L’excellent maire pâlit légèrement.

– Ma femme! s’écria-t-il sérieusement inquiet, que veux-tu dire? explique-toi donc.

– Eh bien, voilà, continua Baptiste, de l’air le plus tranquille du monde. Le facteur arrive tout l’heure, avec le courrier. Bon! Je porte les lettres à Madame qui était dans le petit salon. À peine avais-je tourné les talons, que j’entends un grand cri, et comme le bruit d’une personne qui tombe à terre de son haut.

Baptiste s’exprimait lentement, mettant, on le sentait, un art infini à augmenter les angoisses de son maître.

– Mais parle donc! disait le maire exaspéré, parle, va donc!

– Naturellement, poursuivit le drôle sans se hâter, je rouvre la porte du petit salon. Qu’est-ce que je vois? Madame étendue à terre. Comme de juste, j’appelle au secours, la femme de chambre arrive, la cuisinière, les autres, et nous portons Madame sur son lit. Il paraît, m’a dit Justine, que c’est une lettre de Mlle Laurence qui a mis Madame dans cet état…

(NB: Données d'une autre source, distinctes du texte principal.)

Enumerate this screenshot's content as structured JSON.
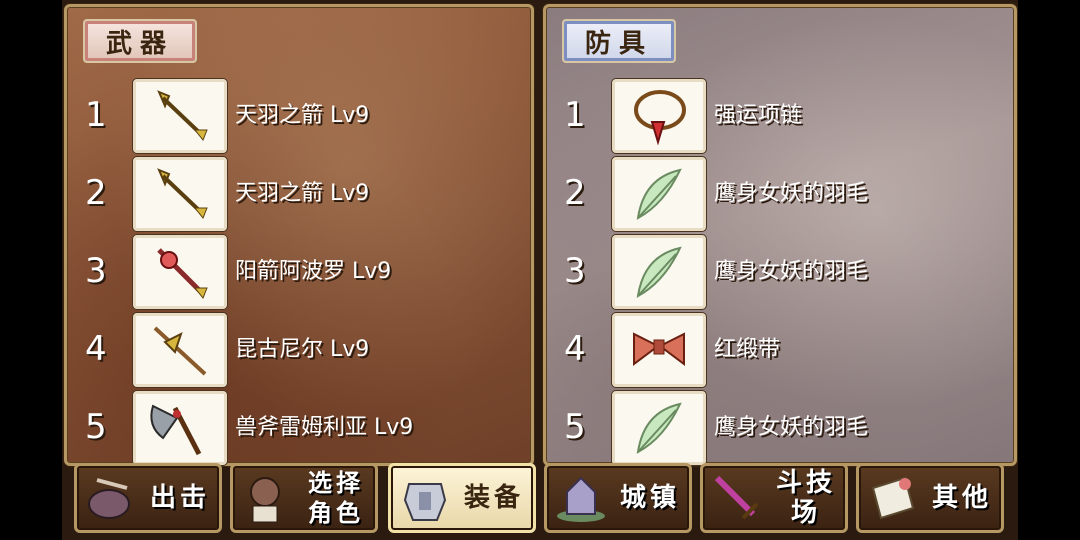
{
  "weapons_panel": {
    "title": "武器",
    "items": [
      {
        "num": "1",
        "name": "天羽之箭 Lv9"
      },
      {
        "num": "2",
        "name": "天羽之箭 Lv9"
      },
      {
        "num": "3",
        "name": "阳箭阿波罗 Lv9"
      },
      {
        "num": "4",
        "name": "昆古尼尔 Lv9"
      },
      {
        "num": "5",
        "name": "兽斧雷姆利亚 Lv9"
      }
    ]
  },
  "armor_panel": {
    "title": "防具",
    "items": [
      {
        "num": "1",
        "name": "强运项链"
      },
      {
        "num": "2",
        "name": "鹰身女妖的羽毛"
      },
      {
        "num": "3",
        "name": "鹰身女妖的羽毛"
      },
      {
        "num": "4",
        "name": "红缎带"
      },
      {
        "num": "5",
        "name": "鹰身女妖的羽毛"
      }
    ]
  },
  "tabs": [
    {
      "label": "出击"
    },
    {
      "label_line1": "选择",
      "label_line2": "角色"
    },
    {
      "label": "装备"
    },
    {
      "label": "城镇"
    },
    {
      "label": "斗技场"
    },
    {
      "label": "其他"
    }
  ],
  "active_tab": "装备"
}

Le domestique qu’on ne gronde jamais était à battre. À chaque mot, il s’arrêtait, hésitait, cherchait; ses yeux, démentant sa figure contrite, trahissaient l’extrême satisfaction qu’il ressentait d’un malheur survenu à son maître.

Ce maître, hélas! était consterné. Ainsi qu’il nous arrive à tous, quand nous ne savons au juste quel malheur va nous atteindre, il tremblait d’interroger. Il restait là, anéanti, ne bougeant; se lamentant au lieu de courir.

Le père Plantat profita de ce temps d’arrêt pour questionner le domestique, et avec un tel regard que le drôle n’osa pas tergiverser.

– Comment, demanda-t-il, une lettre de Mlle Laurence, elle n’est donc pas ici?

– Non, monsieur, elle est partie il y a eu hier huit jours pour aller passer un mois chez une des sœurs de Madame.

– Et comment va Mme Courtois?

– Mieux, monsieur, seulement elle pousse des cris à faire pitié.

L’infortuné maire s’était redressé sous le coup. Il saisit son domestique par le bras.

– Mais viens donc, malheureux, lui cria-t-il, viens donc!…

Et ils sortirent en courant.

– Pauvre homme! fit le juge d’instruction, sa fille est peut-être morte.

Le père Plantat hocha tristement la tête.

– Si ce n’était que cela, dit-il.

Et il ajouta:

– Rappelez-vous, monsieur, les allusions de La Ripaille.